Using this structure, an unstructured expert-led literature review was initiated to compile policy instruments and develop concrete elements for all hierarchical levels by way of an inductive approach. To date, the literature database includes policy ideas from over 80 sources. This step was complemented by deductive work, whereby new objectives and transformative actions were derived from the existing content and its structure by identifying possible blind spots of the framework. In this sense, the establishment and concretion of the framework structure were not carried out in a strictly linear manner, but rather represented a back-and-forth process with on-going adjustments.
Subsequently, the multi-level structure of our policy framework was specified based on theoretical considerations and expert inputs. In this way, every element of an individual hierarchical level was assigned to one or multiple elements of the superordinate hierarchical levels. This multi-level relation of individual elements across all hierarchical levels is referred to as interlinkages within this framework, providing an intricate structure for the identification of relevant policy instruments. Lastly, transformative actions were structured along a set of policy areas to increase the practicability of our policy framework for policymakers. Currently, the policy database includes 17 objectives, 86 transformative actions and 230 policy instruments along 7 policy areas. This is only a first step. In the future we hope to extend this database, complement policies with best-practices and engage with the academic community to improve the quality and scope of this website.
5. The Institution
ZOE, the Institute for Future-Fit Economies, is an independent think and do tank for new economic thinking and policy-making. Working at the interface of science, politics and civil society, ZOE acts as a catalyst for a just transition towards a sustainable future. We are a team of young and engaged economists.
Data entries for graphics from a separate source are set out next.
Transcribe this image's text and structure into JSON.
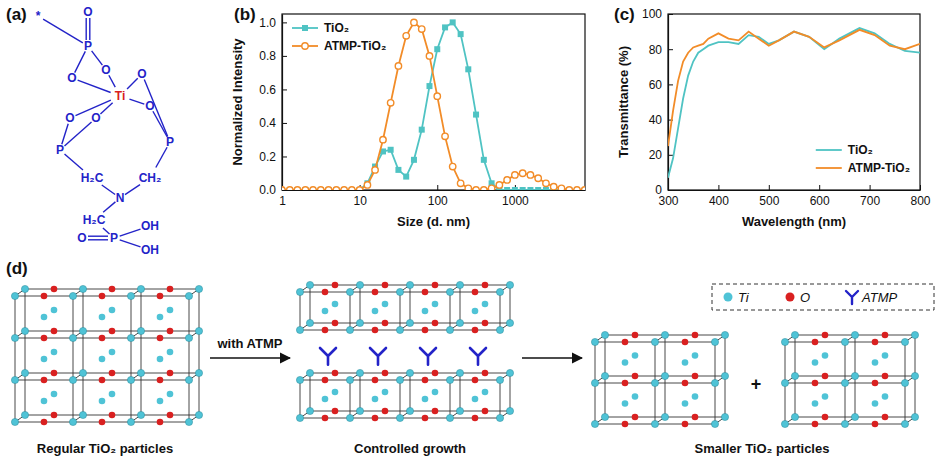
{
  "panel_labels": [
    "(a)",
    "(b)",
    "(c)",
    "(d)"
  ],
  "structure": {
    "atoms": [
      "*",
      "O",
      "P",
      "O",
      "O",
      "Ti",
      "O",
      "O",
      "P",
      "O",
      "O",
      "P",
      "H₂C",
      "CH₂",
      "N",
      "H₂C",
      "P",
      "O",
      "OH",
      "OH"
    ]
  },
  "chart_data": [
    {
      "type": "line",
      "x_label": "Size (d. nm)",
      "y_label": "Normalized Intensity",
      "log": "x",
      "xlim": [
        1,
        8000
      ],
      "xticks": [
        1,
        10,
        100,
        1000
      ],
      "ylim": [
        0,
        1.05
      ],
      "yticks": [
        {
          "value": 0,
          "label": "0.0"
        },
        0.2,
        0.4,
        0.6,
        0.8,
        {
          "value": 1,
          "label": "1.0"
        }
      ],
      "legend": "upper left",
      "x": [
        1,
        1.26,
        1.58,
        2,
        2.51,
        3.16,
        3.98,
        5.01,
        6.31,
        7.94,
        10,
        12.6,
        15.8,
        20,
        25.1,
        31.6,
        39.8,
        50.1,
        63.1,
        79.4,
        100,
        126,
        158,
        200,
        251,
        316,
        398,
        501,
        631,
        794,
        1000,
        1259,
        1585,
        1995,
        2512,
        3162,
        3981,
        5012,
        6310,
        7943
      ],
      "series": [
        {
          "name": "TiO₂",
          "color": "#4fc3c3",
          "marker": "square",
          "values": [
            0,
            0,
            0,
            0,
            0,
            0,
            0,
            0,
            0,
            0,
            0,
            0.04,
            0.14,
            0.23,
            0.24,
            0.12,
            0.08,
            0.18,
            0.36,
            0.62,
            0.84,
            0.97,
            1.0,
            0.93,
            0.72,
            0.45,
            0.18,
            0.04,
            0,
            0,
            0,
            0,
            0,
            0,
            0,
            0,
            0,
            0,
            0,
            0
          ]
        },
        {
          "name": "ATMP-TiO₂",
          "color": "#f28c28",
          "marker": "circle",
          "values": [
            0,
            0,
            0,
            0,
            0,
            0,
            0,
            0,
            0,
            0,
            0,
            0.03,
            0.12,
            0.3,
            0.52,
            0.74,
            0.92,
            1.0,
            0.96,
            0.8,
            0.56,
            0.32,
            0.14,
            0.04,
            0.01,
            0,
            0,
            0.01,
            0.03,
            0.06,
            0.09,
            0.1,
            0.09,
            0.07,
            0.04,
            0.02,
            0.01,
            0,
            0,
            0
          ]
        }
      ]
    },
    {
      "type": "line",
      "x_label": "Wavelength (nm)",
      "y_label": "Transmittance (%)",
      "xlim": [
        300,
        800
      ],
      "xticks": [
        300,
        400,
        500,
        600,
        700,
        800
      ],
      "ylim": [
        0,
        100
      ],
      "yticks": [
        0,
        20,
        40,
        60,
        80,
        100
      ],
      "legend": "lower right",
      "x": [
        300,
        310,
        320,
        330,
        340,
        350,
        360,
        370,
        380,
        400,
        420,
        440,
        460,
        480,
        500,
        520,
        550,
        580,
        610,
        640,
        680,
        710,
        740,
        770,
        800
      ],
      "series": [
        {
          "name": "TiO₂",
          "color": "#4fc3c3",
          "values": [
            7,
            18,
            35,
            52,
            65,
            73,
            78,
            80,
            82,
            84,
            84,
            83,
            88,
            87,
            83,
            85,
            90,
            87,
            80,
            86,
            92,
            89,
            83,
            79,
            78
          ]
        },
        {
          "name": "ATMP-TiO₂",
          "color": "#f28c28",
          "values": [
            25,
            45,
            62,
            73,
            78,
            81,
            82,
            83,
            86,
            89,
            86,
            85,
            90,
            86,
            82,
            85,
            90,
            87,
            81,
            85,
            91,
            88,
            82,
            80,
            83
          ]
        }
      ]
    }
  ],
  "schematic": {
    "arrow_label": "with ATMP",
    "plus": "+",
    "captions": [
      "Regular TiO₂ particles",
      "Controlled growth",
      "Smaller TiO₂ particles"
    ],
    "legend": [
      "Ti",
      "O",
      "ATMP"
    ]
  }
}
As former members of the international student movement on New Economic Thinking and long-standing advocates for an economy, beyond growth, our mission is to change the direction of European economic policy towards environmental sustainability, justice and well-being. Our work is supported by a pool of excellent research fellows around Europe and distinguished advisory board members, including Kate Raworth (University of Oxford) and Tim Jackson (University of Surrey).
ZOE has successfully informed European debates on the socio-ecological transformation. It has access to a diverse network of progressive public servants, including leaders and high-level representatives of various DGs, such as ECFIN, RTD, GROW, ENV and EMPL. ZOE can build on detailed expert knowledge of EU policy-making and a well-established network of policymakers in the EU.